Deriden yapılan tasvirlere arkadan vuran ışığın tasvirlerin gölgesini beyaz bir perde üzerine yansıtması temeline dayanan gölge oyunu doğu kültürlerine özgü bir sanattır ve ortaya çıkışı hakkında değişik rivayetler vardır. Bir rivayete göre Çin hükümdarı Wu (M.Ö. 140-87) karısının ölümü üzerine derin bir üzüntüye kapılır. Şav Wong adlı bir çinli, hükümdarın üzüntüsünü hafifletmek için sarayın bir odasına gerdiği beyaz bir perdenin arkasından geçirdiği bir kadının perde üzerine düşen gölgesini ölen kadının hayali diye sunar (Bizdeki Karagöz ve Hacıvat efsanesine benzerlik dikkat çekicidir). Bir başka rivayete göre ise Hint’ten çıkmış 4. ve 5. yüzyıllarda Java’ya geçmiş ve buradan da batı dünyasına yayılmıştır.

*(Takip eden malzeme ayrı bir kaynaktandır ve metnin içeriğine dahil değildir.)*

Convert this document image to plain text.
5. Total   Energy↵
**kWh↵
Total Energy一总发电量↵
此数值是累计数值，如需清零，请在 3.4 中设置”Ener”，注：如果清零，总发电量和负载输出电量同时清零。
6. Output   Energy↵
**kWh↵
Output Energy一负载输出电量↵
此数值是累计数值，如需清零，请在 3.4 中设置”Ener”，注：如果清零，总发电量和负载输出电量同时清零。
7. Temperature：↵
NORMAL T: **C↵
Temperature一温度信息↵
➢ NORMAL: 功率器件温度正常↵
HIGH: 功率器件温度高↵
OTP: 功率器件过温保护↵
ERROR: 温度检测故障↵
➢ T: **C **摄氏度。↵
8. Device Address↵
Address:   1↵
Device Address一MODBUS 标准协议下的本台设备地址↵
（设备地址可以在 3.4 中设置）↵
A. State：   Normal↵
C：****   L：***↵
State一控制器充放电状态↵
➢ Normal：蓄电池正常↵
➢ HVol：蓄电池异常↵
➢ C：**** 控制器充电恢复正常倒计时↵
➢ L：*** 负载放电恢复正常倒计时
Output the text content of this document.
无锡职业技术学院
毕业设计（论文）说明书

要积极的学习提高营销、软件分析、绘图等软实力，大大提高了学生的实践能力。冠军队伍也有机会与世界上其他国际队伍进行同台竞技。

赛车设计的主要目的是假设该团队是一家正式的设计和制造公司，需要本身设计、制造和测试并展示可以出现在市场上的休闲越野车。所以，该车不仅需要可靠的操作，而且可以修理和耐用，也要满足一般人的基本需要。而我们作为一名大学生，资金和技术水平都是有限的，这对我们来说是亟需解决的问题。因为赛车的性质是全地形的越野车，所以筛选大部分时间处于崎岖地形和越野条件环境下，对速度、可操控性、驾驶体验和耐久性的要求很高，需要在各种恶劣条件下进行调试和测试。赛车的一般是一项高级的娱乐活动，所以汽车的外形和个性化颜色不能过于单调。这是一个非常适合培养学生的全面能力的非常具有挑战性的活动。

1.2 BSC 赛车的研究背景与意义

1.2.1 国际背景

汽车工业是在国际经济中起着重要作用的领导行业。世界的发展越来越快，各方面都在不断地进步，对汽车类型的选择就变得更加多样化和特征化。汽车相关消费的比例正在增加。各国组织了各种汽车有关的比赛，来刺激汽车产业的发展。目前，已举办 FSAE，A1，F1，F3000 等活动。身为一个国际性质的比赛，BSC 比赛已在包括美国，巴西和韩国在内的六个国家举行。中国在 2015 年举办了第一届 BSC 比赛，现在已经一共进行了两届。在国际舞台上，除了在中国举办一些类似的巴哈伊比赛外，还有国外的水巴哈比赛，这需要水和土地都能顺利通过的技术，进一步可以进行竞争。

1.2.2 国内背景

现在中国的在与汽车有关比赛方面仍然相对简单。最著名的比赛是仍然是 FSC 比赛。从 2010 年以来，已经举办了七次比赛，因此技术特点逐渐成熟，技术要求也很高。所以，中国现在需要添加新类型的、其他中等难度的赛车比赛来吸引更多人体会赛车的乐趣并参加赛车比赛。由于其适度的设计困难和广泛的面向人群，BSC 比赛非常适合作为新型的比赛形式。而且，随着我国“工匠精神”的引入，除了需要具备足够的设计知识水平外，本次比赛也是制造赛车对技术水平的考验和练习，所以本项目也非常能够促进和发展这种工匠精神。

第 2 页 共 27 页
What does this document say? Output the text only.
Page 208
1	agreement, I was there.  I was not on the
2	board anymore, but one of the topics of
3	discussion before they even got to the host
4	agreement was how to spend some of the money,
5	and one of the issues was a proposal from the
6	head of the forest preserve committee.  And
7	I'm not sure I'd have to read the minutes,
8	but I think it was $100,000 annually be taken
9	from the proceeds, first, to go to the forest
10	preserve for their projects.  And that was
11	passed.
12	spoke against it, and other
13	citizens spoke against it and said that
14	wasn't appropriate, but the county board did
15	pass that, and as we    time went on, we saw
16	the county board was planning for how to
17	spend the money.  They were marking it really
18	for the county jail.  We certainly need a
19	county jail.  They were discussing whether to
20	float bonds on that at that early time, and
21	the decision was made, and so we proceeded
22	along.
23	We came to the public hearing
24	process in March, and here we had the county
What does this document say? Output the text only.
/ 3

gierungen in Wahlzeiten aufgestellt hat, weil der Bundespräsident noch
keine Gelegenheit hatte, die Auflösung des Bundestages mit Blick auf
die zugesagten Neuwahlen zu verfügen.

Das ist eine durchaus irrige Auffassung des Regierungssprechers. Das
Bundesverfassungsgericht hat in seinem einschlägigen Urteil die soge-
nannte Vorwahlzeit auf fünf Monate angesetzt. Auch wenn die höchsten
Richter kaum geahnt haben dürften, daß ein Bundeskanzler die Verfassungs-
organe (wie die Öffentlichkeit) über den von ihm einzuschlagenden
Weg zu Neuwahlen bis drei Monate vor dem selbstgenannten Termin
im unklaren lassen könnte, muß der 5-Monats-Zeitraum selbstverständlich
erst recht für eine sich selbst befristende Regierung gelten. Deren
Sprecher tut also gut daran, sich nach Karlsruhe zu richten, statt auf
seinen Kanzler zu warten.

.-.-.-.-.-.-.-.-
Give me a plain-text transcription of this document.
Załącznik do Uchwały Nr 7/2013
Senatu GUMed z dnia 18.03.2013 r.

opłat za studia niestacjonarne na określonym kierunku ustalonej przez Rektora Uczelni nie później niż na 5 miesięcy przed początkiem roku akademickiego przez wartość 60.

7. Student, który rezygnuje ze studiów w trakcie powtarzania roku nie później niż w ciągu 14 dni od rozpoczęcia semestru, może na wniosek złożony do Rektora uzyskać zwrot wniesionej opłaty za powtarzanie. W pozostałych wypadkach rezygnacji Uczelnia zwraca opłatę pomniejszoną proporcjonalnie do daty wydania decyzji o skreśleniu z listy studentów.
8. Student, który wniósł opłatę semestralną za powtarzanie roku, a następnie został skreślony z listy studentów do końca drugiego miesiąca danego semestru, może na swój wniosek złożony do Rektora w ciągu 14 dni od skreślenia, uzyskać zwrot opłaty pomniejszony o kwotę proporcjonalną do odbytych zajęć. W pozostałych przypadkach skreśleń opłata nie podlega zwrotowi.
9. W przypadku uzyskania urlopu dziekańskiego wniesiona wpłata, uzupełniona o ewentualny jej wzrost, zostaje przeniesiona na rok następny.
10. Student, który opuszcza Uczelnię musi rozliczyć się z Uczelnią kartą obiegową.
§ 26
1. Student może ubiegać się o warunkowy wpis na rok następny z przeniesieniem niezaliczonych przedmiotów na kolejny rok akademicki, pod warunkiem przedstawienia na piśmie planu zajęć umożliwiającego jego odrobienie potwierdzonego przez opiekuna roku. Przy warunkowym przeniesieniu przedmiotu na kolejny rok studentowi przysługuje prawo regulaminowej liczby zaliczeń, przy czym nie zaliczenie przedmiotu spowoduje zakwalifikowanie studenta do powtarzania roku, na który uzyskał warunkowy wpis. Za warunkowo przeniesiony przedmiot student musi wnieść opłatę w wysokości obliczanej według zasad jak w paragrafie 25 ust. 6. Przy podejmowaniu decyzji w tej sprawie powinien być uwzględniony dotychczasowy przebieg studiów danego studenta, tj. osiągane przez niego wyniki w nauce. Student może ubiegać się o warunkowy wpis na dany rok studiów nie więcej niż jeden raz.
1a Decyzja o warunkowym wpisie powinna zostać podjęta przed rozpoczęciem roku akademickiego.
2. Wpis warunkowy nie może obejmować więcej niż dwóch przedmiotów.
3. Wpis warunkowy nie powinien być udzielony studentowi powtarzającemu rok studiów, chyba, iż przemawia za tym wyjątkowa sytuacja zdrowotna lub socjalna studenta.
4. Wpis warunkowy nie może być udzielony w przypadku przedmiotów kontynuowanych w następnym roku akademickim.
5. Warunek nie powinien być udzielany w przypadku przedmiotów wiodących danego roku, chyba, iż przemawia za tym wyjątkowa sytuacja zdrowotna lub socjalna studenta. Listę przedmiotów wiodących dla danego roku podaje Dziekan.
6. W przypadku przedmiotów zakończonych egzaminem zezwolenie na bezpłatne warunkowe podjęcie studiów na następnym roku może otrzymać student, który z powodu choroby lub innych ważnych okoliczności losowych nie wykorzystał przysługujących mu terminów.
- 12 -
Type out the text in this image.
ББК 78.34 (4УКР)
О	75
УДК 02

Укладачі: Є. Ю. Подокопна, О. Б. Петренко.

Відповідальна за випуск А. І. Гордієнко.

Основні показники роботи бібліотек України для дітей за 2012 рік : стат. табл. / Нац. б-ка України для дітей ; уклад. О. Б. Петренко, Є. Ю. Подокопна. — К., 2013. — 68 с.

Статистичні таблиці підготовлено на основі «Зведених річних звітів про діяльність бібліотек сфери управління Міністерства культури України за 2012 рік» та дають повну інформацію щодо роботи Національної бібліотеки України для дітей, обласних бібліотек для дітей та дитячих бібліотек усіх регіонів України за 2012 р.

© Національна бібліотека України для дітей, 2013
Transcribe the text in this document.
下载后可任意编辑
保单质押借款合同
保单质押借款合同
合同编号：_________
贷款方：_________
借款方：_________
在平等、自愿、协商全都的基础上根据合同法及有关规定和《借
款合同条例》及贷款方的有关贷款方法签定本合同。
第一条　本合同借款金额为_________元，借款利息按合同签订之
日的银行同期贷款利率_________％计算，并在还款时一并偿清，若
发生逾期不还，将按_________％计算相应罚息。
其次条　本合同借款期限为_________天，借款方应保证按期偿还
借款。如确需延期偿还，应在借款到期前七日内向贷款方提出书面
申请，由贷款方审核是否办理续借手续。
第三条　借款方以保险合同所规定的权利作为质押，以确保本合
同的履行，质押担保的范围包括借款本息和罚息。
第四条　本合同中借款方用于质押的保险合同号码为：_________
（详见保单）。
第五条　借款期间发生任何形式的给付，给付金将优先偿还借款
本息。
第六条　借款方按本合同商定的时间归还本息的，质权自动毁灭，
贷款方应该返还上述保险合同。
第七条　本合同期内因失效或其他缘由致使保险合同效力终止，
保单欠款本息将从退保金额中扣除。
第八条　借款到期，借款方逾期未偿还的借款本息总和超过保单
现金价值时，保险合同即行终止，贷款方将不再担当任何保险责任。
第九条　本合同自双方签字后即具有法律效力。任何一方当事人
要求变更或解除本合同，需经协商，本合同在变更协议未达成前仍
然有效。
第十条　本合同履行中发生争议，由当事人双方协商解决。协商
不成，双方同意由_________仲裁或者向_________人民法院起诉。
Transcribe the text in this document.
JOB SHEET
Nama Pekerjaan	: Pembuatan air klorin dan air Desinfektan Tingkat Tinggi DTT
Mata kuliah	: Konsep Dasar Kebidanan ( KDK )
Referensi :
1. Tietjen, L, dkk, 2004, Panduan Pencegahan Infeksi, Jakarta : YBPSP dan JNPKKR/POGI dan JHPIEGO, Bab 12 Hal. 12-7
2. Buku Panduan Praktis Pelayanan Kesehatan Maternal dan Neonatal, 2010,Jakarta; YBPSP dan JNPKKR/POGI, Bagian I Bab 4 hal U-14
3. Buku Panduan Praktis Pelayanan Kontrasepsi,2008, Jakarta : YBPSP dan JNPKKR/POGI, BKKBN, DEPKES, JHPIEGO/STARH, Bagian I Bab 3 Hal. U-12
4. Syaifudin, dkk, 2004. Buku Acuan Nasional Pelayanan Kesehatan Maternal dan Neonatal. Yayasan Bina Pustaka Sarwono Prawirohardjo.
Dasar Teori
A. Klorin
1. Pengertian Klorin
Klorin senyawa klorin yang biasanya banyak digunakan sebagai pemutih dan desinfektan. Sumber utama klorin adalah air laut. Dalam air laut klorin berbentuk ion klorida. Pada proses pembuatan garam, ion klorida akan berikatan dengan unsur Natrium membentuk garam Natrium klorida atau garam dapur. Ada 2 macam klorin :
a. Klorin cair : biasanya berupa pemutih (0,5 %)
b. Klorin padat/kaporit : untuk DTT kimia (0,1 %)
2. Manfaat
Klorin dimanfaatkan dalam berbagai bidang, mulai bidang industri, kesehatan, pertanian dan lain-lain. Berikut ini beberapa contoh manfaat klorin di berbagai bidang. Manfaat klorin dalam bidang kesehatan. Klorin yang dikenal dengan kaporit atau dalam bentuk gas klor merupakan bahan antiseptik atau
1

Gölge oyunu tekniğinin Türk toplumunda ne zaman kullanılmaya başlandığı hakkında kesin bir bilgi yoktur. Bir görüşe göre Çinlilerden Moğollara onlardan da Türklere geçmiştir. Daha sonra da Türk akınlarının istikametine paralel olarak batıya geçmiştir. Bu tekniğin Türk halk kültüründe ortaya çıkışı ve ne zaman Karagöz ve hacıvat olarak biçimlendiği hakkında değişik görüşler vardır. Bunlardan en yaygın olanı Sultan Orhan devrinde (1324-1362) Ulucami’nin inşaatı sırasında Bursa’da geçmiştir. Cami inşaatında çalışan demirci ustası Kambur Bâli Çelebi (Karagöz) ile duvarcı ustası Halil Hacı İvaz (Hacıvat) arasında geçen nükteli konuşmaları dinlemek isteyen işçiler işi gücü bırakıp onların etrafında toplanır, bu yüzden de inşaat yavaş ilerlermiş. Bu durumu öğrenen padişah her ikisini de idam ettirmiş. (Bir rivayete göre ise Karagöz idam edilmiş, Hacıvat ise hacca giderken yolda ölmüştür). Daha sonra çok pişman olan padişahı teselli etmek isteyen Şeyh Küşterî başından beyaz sarığını çıkarıp germiş ve arkasına bir şema (ışık) yakarak ayağından çıkardığı çarıkları ile de Karagöz ve Hacıvat’ın tasvirlerini canlandırıp nükteli konuşmalarını tekrar etmiş. O tarihten sonra da Karagöz oyunları değişik mekanlarda oynanır olmuş. Günümüzde de Karagöz perdesine Şeyh Küşterî meydanı denir ve Şeyh Küşterî Karagözcülüğün pîri kabul edilir. Yalnız burada üzerinde durulması gereken nokta şudur ki; Bursa'daki Ulu Cami Sultan Orhan döneminde değil, Yıldırım Bayezid döneminde yapılmıştır. Dolayısıyla bu söylenti gerçek olamaz. Karagöz hakkında ilk kesin belge şehzadelerin sünnet şölenini anlatan 1582 tarihli Surname-i Humayun'dadır.